Proposed Special Issue
Launch themed collections in health statistics.
Why Propose a Special Issue
Special issues provide a venue for coordinated work on emerging statistical challenges in health research.
We welcome proposals on topics such as causal inference, data integration, health equity analytics, or pandemic modeling.
Special issues are ideal for coordinated themes such as causal inference in epidemiology, AI for health analytics, or trial methodology.
We encourage authors to document assumptions and sensitivity analyses so conclusions remain robust across populations.
Explain how missing data were handled and why chosen strategies were appropriate for the study design.
Report software versions and packages to support reproducibility across analytic environments.
Use tables and figures to communicate effect sizes, uncertainty, and subgroup comparisons clearly.
For time series analyses, describe seasonality handling and any interventions or policy changes considered.
Proposal Components
Include a theme description, list of potential contributors, and a realistic timeline for submissions and review.
Guest editors should outline how they will coordinate peer review and maintain quality standards.
Proposals should outline the theme, potential contributors, and a timeline for solicitation and review.
Transparent reporting of data provenance and governance supports reproducibility and ethical compliance in health statistics.

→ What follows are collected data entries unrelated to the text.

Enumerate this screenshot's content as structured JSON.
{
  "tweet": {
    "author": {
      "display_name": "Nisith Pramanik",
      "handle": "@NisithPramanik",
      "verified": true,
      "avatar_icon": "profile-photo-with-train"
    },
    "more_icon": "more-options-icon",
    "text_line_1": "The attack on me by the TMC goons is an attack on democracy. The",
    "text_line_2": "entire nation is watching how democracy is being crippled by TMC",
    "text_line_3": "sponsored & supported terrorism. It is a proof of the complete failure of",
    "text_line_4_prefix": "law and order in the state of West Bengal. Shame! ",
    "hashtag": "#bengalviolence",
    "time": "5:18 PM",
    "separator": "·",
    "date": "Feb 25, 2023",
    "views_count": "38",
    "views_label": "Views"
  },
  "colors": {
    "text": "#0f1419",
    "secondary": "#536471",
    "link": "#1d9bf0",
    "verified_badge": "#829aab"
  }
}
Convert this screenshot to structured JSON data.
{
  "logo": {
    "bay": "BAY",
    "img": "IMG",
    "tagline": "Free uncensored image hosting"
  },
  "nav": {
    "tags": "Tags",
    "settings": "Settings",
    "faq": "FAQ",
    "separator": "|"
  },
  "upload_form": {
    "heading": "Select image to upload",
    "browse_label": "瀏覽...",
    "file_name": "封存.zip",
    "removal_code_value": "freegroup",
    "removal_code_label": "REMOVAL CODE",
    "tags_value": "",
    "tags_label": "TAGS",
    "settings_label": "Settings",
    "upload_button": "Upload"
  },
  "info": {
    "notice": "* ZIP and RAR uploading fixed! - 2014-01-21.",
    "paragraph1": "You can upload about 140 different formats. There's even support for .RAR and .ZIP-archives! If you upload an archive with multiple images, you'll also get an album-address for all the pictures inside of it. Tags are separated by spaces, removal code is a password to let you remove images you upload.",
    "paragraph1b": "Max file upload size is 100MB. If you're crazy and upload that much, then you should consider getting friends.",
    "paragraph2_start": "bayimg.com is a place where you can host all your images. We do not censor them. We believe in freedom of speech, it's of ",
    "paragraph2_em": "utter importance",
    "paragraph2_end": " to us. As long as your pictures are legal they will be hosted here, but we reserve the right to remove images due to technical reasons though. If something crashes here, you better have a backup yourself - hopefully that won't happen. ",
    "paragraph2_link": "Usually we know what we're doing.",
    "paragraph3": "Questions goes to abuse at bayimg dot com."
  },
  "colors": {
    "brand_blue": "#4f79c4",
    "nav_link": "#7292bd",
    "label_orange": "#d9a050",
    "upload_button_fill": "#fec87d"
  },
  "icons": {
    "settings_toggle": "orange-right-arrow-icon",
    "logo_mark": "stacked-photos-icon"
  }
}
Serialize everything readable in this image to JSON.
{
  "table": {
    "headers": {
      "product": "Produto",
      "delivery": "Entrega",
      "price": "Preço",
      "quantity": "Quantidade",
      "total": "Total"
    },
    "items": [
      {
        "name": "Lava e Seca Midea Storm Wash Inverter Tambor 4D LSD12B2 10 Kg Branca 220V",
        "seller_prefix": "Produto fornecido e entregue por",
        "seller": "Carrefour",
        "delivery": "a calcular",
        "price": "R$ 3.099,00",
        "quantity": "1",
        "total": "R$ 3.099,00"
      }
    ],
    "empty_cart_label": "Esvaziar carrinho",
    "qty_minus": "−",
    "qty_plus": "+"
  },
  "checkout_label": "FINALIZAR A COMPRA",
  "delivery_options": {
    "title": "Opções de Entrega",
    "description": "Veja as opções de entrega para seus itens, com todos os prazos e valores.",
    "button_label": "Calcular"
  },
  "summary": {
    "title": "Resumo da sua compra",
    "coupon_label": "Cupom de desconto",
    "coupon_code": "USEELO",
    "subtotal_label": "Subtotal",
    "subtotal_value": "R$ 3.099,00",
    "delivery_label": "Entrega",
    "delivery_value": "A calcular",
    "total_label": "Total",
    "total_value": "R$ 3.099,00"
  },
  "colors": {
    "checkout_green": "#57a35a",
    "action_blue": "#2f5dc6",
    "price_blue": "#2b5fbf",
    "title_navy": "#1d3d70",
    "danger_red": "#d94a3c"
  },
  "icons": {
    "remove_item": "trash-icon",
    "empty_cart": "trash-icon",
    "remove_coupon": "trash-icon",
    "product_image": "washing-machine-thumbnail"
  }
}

When presenting predictive models, report calibration, discrimination, and decision curve metrics where relevant.
When combining datasets, document linkage procedures and quality checks for matching accuracy.
If external validation is performed, describe population differences and implications for generalizability.
When reporting health disparities, describe how social determinants and contextual factors are measured.
Planning Timeline
Concept
Define the theme and scope in a brief concept summary.
Outreach
Identify potential contributors and guest editor support.
Review Plan
Outline peer review workflow and timelines.
Launch
Coordinate call for papers with the editorial office.
Guest editors collaborate with the editorial office to ensure rigorous peer review and ethical compliance.
Well structured manuscripts accelerate peer review and help readers apply statistical insights to real world health decisions.
Define statistical terminology clearly for multidisciplinary readers who apply methods in clinical settings.
Highlight ethical safeguards for patient privacy, especially when working with linked or sensitive datasets.
Describe any model tuning or hyperparameter selection to support reproducibility in machine learning workflows.
Editorial Support
The editorial office supports special issue planning and can be reached at [email protected].
Clear statistical reporting improves the interpretability of health evidence for clinicians, policymakers, and research funders.
Provide uncertainty measures such as confidence intervals or credible intervals for key estimates and model outputs.
Summaries that connect statistical findings to health outcomes improve translation to policy and practice.
Include brief rationale for study design choices to support reviewer understanding and methodological transparency.
If data access is restricted, describe the approval process for qualified researchers and expected timelines.